NBC 4 New York
The suspect arrested in Pennsylvania in connection with the Brooklyn hit-and-run crash that killed a pregnant woman and her husband on their way to a hospital over the weekend has returned to New York to face charges. Tracie Strahan reports.
A man arrested in connection with a car crash that killed a rabbinical college student, his pregnant wife and their baby was indicted Wednesday on the charge of leaving the scene of an accident without reporting it, and indictments on other charges are expected to follow, prosecutors said.
Julio Acevedo was not present for Wednesday's hearing before Judge Alexander Jeong. Last week, he was arraigned in state Supreme Court in Brooklyn on charges of criminally negligent homicide, speeding, three counts of assault and leaving the scene of an accident. He was held without bail.

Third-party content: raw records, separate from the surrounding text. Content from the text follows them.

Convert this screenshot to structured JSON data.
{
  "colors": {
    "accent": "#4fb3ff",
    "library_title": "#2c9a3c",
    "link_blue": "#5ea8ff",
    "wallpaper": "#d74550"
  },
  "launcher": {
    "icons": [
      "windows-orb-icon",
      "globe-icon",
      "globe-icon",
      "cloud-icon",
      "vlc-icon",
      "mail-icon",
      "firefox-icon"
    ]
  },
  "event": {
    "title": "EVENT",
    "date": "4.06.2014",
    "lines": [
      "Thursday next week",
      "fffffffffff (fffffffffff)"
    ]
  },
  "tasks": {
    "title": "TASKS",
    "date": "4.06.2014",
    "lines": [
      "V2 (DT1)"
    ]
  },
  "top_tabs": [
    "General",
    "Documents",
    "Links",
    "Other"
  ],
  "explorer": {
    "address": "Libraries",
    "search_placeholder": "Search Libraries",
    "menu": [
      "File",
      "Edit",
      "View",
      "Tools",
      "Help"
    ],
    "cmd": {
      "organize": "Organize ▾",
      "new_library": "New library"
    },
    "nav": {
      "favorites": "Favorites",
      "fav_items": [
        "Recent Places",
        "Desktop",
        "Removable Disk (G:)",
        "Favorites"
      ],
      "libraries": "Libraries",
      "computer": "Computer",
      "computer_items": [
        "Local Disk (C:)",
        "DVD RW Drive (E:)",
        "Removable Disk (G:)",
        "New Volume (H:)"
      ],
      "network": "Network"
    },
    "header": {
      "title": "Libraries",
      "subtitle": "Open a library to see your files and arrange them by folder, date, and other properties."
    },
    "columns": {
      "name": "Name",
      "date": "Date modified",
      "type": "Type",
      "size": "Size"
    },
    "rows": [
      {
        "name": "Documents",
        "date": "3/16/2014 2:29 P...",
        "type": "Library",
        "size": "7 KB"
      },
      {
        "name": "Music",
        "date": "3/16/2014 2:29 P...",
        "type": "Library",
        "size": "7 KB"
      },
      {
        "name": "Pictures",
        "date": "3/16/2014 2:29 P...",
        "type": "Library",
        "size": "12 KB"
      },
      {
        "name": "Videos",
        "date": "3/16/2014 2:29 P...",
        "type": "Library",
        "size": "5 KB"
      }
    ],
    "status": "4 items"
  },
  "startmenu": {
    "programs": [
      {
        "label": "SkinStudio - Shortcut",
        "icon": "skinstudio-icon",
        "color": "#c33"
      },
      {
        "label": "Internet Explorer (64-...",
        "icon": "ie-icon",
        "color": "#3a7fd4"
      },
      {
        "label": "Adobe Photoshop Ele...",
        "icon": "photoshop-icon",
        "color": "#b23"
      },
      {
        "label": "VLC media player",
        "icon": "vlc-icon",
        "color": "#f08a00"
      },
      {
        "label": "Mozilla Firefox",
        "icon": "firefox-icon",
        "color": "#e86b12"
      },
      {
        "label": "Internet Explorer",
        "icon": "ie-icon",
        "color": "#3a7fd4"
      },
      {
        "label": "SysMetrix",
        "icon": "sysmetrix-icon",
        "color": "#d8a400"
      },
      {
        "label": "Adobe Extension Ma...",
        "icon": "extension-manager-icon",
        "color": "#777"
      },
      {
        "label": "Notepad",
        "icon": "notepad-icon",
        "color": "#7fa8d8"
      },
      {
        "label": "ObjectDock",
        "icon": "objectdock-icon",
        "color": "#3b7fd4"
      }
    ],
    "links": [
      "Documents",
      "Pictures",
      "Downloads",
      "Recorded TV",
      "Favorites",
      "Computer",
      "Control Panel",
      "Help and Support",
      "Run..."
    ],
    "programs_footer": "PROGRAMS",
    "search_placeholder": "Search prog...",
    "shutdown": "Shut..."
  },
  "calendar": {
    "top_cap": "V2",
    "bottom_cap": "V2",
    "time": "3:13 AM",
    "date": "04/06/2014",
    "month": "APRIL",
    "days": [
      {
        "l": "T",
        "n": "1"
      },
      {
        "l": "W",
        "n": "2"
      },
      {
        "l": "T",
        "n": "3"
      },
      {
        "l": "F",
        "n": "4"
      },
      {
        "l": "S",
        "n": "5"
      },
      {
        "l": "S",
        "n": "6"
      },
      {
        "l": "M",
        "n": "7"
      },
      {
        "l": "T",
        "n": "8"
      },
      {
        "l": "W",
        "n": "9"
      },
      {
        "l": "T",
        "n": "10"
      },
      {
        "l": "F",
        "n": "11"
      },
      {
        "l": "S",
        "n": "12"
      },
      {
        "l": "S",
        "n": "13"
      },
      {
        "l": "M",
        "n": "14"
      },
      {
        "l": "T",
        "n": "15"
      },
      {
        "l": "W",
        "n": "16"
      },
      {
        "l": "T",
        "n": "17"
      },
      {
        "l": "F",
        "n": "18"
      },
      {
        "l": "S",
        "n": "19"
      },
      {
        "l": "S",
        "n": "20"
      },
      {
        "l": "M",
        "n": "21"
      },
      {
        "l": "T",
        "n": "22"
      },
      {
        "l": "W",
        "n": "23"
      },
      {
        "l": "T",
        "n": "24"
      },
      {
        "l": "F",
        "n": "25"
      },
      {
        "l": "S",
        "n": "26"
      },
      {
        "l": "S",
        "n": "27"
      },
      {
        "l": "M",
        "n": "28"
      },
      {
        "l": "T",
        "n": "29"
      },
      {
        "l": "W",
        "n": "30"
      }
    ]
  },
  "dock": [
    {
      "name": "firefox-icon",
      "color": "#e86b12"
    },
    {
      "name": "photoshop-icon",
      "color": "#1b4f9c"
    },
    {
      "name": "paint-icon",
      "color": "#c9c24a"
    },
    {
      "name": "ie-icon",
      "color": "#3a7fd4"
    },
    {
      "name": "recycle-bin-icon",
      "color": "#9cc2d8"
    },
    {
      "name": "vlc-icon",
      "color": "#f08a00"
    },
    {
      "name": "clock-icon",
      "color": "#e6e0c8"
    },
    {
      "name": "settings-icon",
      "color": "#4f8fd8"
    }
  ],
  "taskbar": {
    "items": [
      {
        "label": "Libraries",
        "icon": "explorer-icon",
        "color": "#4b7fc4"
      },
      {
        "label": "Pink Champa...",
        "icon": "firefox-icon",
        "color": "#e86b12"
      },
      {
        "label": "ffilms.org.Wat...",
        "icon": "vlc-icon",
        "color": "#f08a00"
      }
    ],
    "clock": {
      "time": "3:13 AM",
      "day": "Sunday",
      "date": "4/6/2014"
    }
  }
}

Acevedo's attorney, Kathleen Julian, said the charges were too severe and told reporters her client has been vilified by the media.
A judge also suspended Acevedo's driver's license.
Acevedo arrived in New York six days ago after agreeing to be returned from Pennsylvania, where he had surrendered to police in the parking lot of a Bethlehem convenience store a day earlier.
Acevedo was accused of barreling down a Brooklyn street at 60 mph early March 3 and crashing into a livery cab carrying Nachman and Raizy Glauber, who were on their way to a hospital.
The Glaubers, both 21, died the day of the accident. Their son, delivered by cesarean section, died the following day of extreme prematurity due to blunt-force injuries to his mother, who was seven months pregnant and was thrown from the cab, the city medical examiner's office said.
The cab that had been carrying them had a stop sign, though it's unclear whether the driver stopped. The driver was knocked unconscious.
Acevedo told the Daily News that he was fleeing a gunman who was trying to shoot at him when his borrowed BMW slammed into the Glaubers' hired car. He told the newspaper he fled because he was worried he would be killed. But police said there were no reports of shots fired in the area at the time of the wreck.
The couple belonged to a close-knit ultra-Orthodox Jewish community in Brooklyn. They were members of the Satmar Hasidic sect.